Glancing down at my left palm, I trace a finger along the scar Harper gave me, remembering a time I was that happy.

Since our breakup, I’ve tried to forget about the scar, everything it symbolizes, and that Tyler has one too.

For the most part, I’ve been successful in ignoring the mark.

But there are nights when I lay in bed alone, staring at my palm, reliving every intimate moment Harper and I shared.

When the memories expand to the three of us, I instantly shut them down.

Those are the memories that hurt the most.

Tonight, however, Ally has gotten into my head about Harper and I feel the fight leaving me. Ally was only taunting, but her tactics worked.

In the distance, Harper laughs again.
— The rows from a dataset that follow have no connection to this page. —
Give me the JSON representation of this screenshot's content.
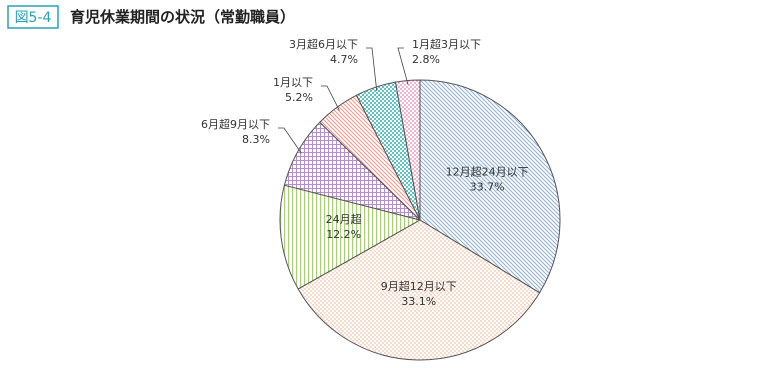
{
  "chart_data": {
    "type": "pie",
    "figure_label": "図5-4",
    "title": "育児休業期間の状況（常勤職員）",
    "categories": [
      "12月超24月以下",
      "9月超12月以下",
      "24月超",
      "6月超9月以下",
      "1月以下",
      "3月超6月以下",
      "1月超3月以下"
    ],
    "values": [
      33.7,
      33.1,
      12.2,
      8.3,
      5.2,
      4.7,
      2.8
    ],
    "value_labels": [
      "33.7%",
      "33.1%",
      "12.2%",
      "8.3%",
      "5.2%",
      "4.7%",
      "2.8%"
    ],
    "colors": [
      "#8fb0d8",
      "#f2a77a",
      "#a8cf78",
      "#b58fc8",
      "#f0968a",
      "#5cc5c8",
      "#ef80a8"
    ]
  }
}
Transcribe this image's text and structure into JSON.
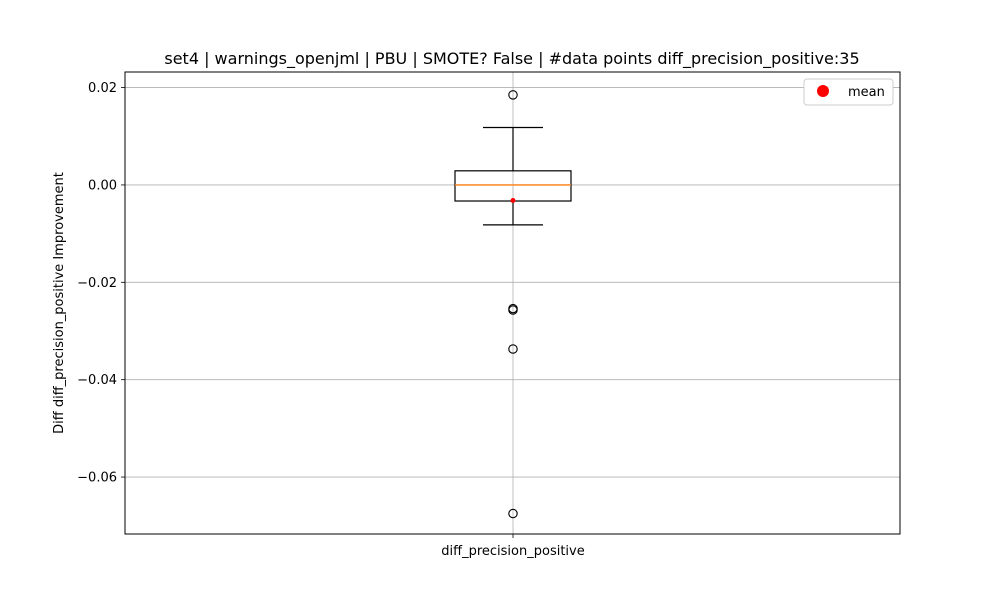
{
  "chart_data": {
    "type": "box",
    "title": "set4 | warnings_openjml | PBU | SMOTE? False | #data points diff_precision_positive:35",
    "xlabel": "",
    "ylabel": "Diff diff_precision_positive Improvement",
    "categories": [
      "diff_precision_positive"
    ],
    "ylim": [
      -0.0717,
      0.0232
    ],
    "yticks": [
      0.02,
      0.0,
      -0.02,
      -0.04,
      -0.06
    ],
    "ytick_labels": [
      "0.02",
      "0.00",
      "−0.02",
      "−0.04",
      "−0.06"
    ],
    "grid": true,
    "box": {
      "whisker_high": 0.0118,
      "q3": 0.0029,
      "median": 0.0,
      "q1": -0.0033,
      "whisker_low": -0.0082,
      "mean": -0.0032,
      "fliers": [
        0.0185,
        -0.0254,
        -0.0257,
        -0.0337,
        -0.0675
      ]
    },
    "legend": {
      "position": "top-right",
      "entries": [
        "mean"
      ]
    },
    "colors": {
      "box": "#000000",
      "median": "#ff7f0e",
      "mean": "#ff0000",
      "grid": "#b0b0b0"
    }
  }
}
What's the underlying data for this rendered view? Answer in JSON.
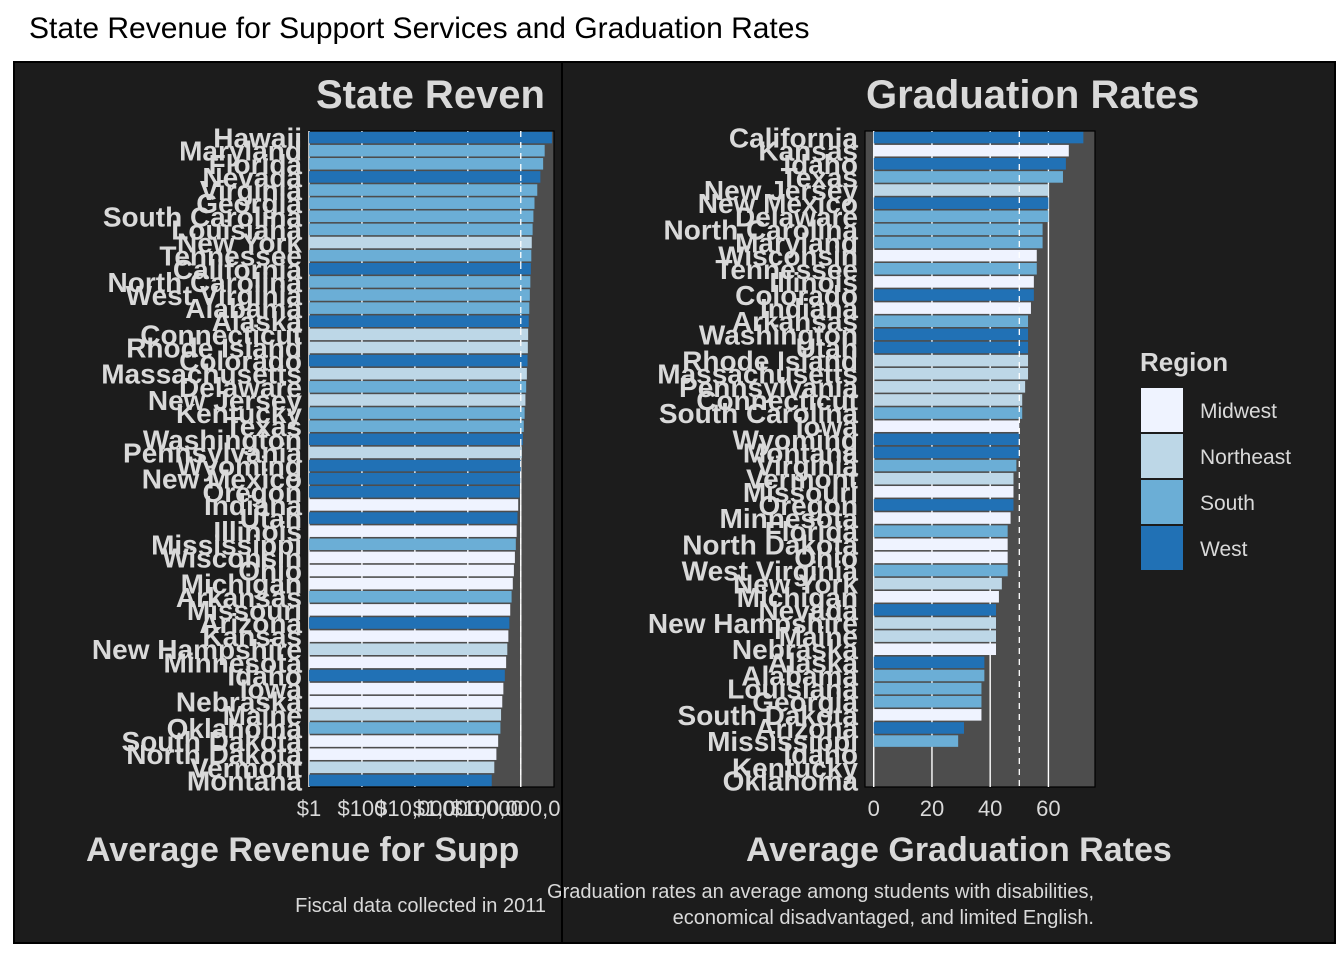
{
  "page": {
    "title": "State Revenue for Support Services and Graduation Rates"
  },
  "legend": {
    "title": "Region",
    "items": [
      {
        "label": "Midwest",
        "color": "#eff3ff"
      },
      {
        "label": "Northeast",
        "color": "#bdd7e7"
      },
      {
        "label": "South",
        "color": "#6baed6"
      },
      {
        "label": "West",
        "color": "#2171b5"
      }
    ]
  },
  "chart_data": [
    {
      "type": "bar",
      "orientation": "horizontal",
      "title": "State Reven",
      "xlabel": "Average Revenue for Supp",
      "caption": "Fiscal data collected in 2011",
      "x_scale": "log10",
      "xlim": [
        1,
        1800000000
      ],
      "tick_labels": [
        "$1",
        "$100",
        "$10,000",
        "$1,000,000",
        "$100,000,000,"
      ],
      "tick_values": [
        1,
        100,
        10000,
        1000000,
        100000000
      ],
      "reference_line": 100000000,
      "states": [
        "Hawaii",
        "Maryland",
        "Florida",
        "Nevada",
        "Virginia",
        "Georgia",
        "South Carolina",
        "Louisiana",
        "New York",
        "Tennessee",
        "California",
        "North Carolina",
        "West Virginia",
        "Alabama",
        "Alaska",
        "Connecticut",
        "Rhode Island",
        "Colorado",
        "Massachusetts",
        "Delaware",
        "New Jersey",
        "Kentucky",
        "Texas",
        "Washington",
        "Pennsylvania",
        "Wyoming",
        "New Mexico",
        "Oregon",
        "Indiana",
        "Utah",
        "Illinois",
        "Mississippi",
        "Wisconsin",
        "Ohio",
        "Michigan",
        "Arkansas",
        "Missouri",
        "Arizona",
        "Kansas",
        "New Hampshire",
        "Minnesota",
        "Idaho",
        "Iowa",
        "Nebraska",
        "Maine",
        "Oklahoma",
        "South Dakota",
        "North Dakota",
        "Vermont",
        "Montana"
      ],
      "regions": [
        "West",
        "South",
        "South",
        "West",
        "South",
        "South",
        "South",
        "South",
        "Northeast",
        "South",
        "West",
        "South",
        "South",
        "South",
        "West",
        "Northeast",
        "Northeast",
        "West",
        "Northeast",
        "South",
        "Northeast",
        "South",
        "South",
        "West",
        "Northeast",
        "West",
        "West",
        "West",
        "Midwest",
        "West",
        "Midwest",
        "South",
        "Midwest",
        "Midwest",
        "Midwest",
        "South",
        "Midwest",
        "West",
        "Midwest",
        "Northeast",
        "Midwest",
        "West",
        "Midwest",
        "Midwest",
        "Northeast",
        "South",
        "Midwest",
        "Midwest",
        "Northeast",
        "West"
      ],
      "values": [
        1500000000,
        800000000,
        700000000,
        550000000,
        420000000,
        330000000,
        300000000,
        280000000,
        260000000,
        250000000,
        240000000,
        230000000,
        220000000,
        210000000,
        200000000,
        190000000,
        185000000,
        180000000,
        170000000,
        160000000,
        150000000,
        140000000,
        130000000,
        120000000,
        110000000,
        100000000,
        95000000,
        90000000,
        80000000,
        75000000,
        70000000,
        65000000,
        60000000,
        55000000,
        50000000,
        45000000,
        40000000,
        37000000,
        34000000,
        31000000,
        28000000,
        25000000,
        22000000,
        20000000,
        18000000,
        17000000,
        14000000,
        12000000,
        10000000,
        8000000
      ]
    },
    {
      "type": "bar",
      "orientation": "horizontal",
      "title": "Graduation Rates",
      "xlabel": "Average Graduation Rates",
      "caption": "Graduation rates an average among students with disabilities,\neconomical disadvantaged, and limited English.",
      "xlim": [
        -3,
        76
      ],
      "tick_labels": [
        "0",
        "20",
        "40",
        "60"
      ],
      "tick_values": [
        0,
        20,
        40,
        60
      ],
      "reference_line": 50,
      "states": [
        "California",
        "Kansas",
        "Idaho",
        "Texas",
        "New Jersey",
        "New Mexico",
        "Delaware",
        "North Carolina",
        "Maryland",
        "Wisconsin",
        "Tennessee",
        "Illinois",
        "Colorado",
        "Indiana",
        "Arkansas",
        "Washington",
        "Utah",
        "Rhode Island",
        "Massachusetts",
        "Pennsylvania",
        "Connecticut",
        "South Carolina",
        "Iowa",
        "Wyoming",
        "Montana",
        "Virginia",
        "Vermont",
        "Missouri",
        "Oregon",
        "Minnesota",
        "Florida",
        "North Dakota",
        "Ohio",
        "West Virginia",
        "New York",
        "Michigan",
        "Nevada",
        "New Hampshire",
        "Maine",
        "Nebraska",
        "Alaska",
        "Alabama",
        "Louisiana",
        "Georgia",
        "South Dakota",
        "Arizona",
        "Mississippi",
        "Idaho",
        "Kentucky",
        "Oklahoma"
      ],
      "regions": [
        "West",
        "Midwest",
        "West",
        "South",
        "Northeast",
        "West",
        "South",
        "South",
        "South",
        "Midwest",
        "South",
        "Midwest",
        "West",
        "Midwest",
        "South",
        "West",
        "West",
        "Northeast",
        "Northeast",
        "Northeast",
        "Northeast",
        "South",
        "Midwest",
        "West",
        "West",
        "South",
        "Northeast",
        "Midwest",
        "West",
        "Midwest",
        "South",
        "Midwest",
        "Midwest",
        "South",
        "Northeast",
        "Midwest",
        "West",
        "Northeast",
        "Northeast",
        "Midwest",
        "West",
        "South",
        "South",
        "South",
        "Midwest",
        "West",
        "South",
        "West",
        "South",
        "South"
      ],
      "values": [
        72,
        67,
        66,
        65,
        60,
        60,
        60,
        58,
        58,
        56,
        56,
        55,
        55,
        54,
        53,
        53,
        53,
        53,
        53,
        52,
        51,
        51,
        50,
        50,
        50,
        49,
        48,
        48,
        48,
        47,
        46,
        46,
        46,
        46,
        44,
        43,
        42,
        42,
        42,
        42,
        38,
        38,
        37,
        37,
        37,
        31,
        29,
        null,
        null,
        null
      ]
    }
  ]
}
This time when I look at her, there’s so much more than just sex running through my mind. Every precious memory of her seems to hit me at once.

She’s my scarlet mirage.

Before this weekend, I’d convinced myself I could live without Harper. But she’s worked her way through the shield I placed around my heart and I don’t think I can fight her off.

I sigh, giving in.

I’ll talk to Harper. I’ll tell her not a day has gone by where I haven’t loved her.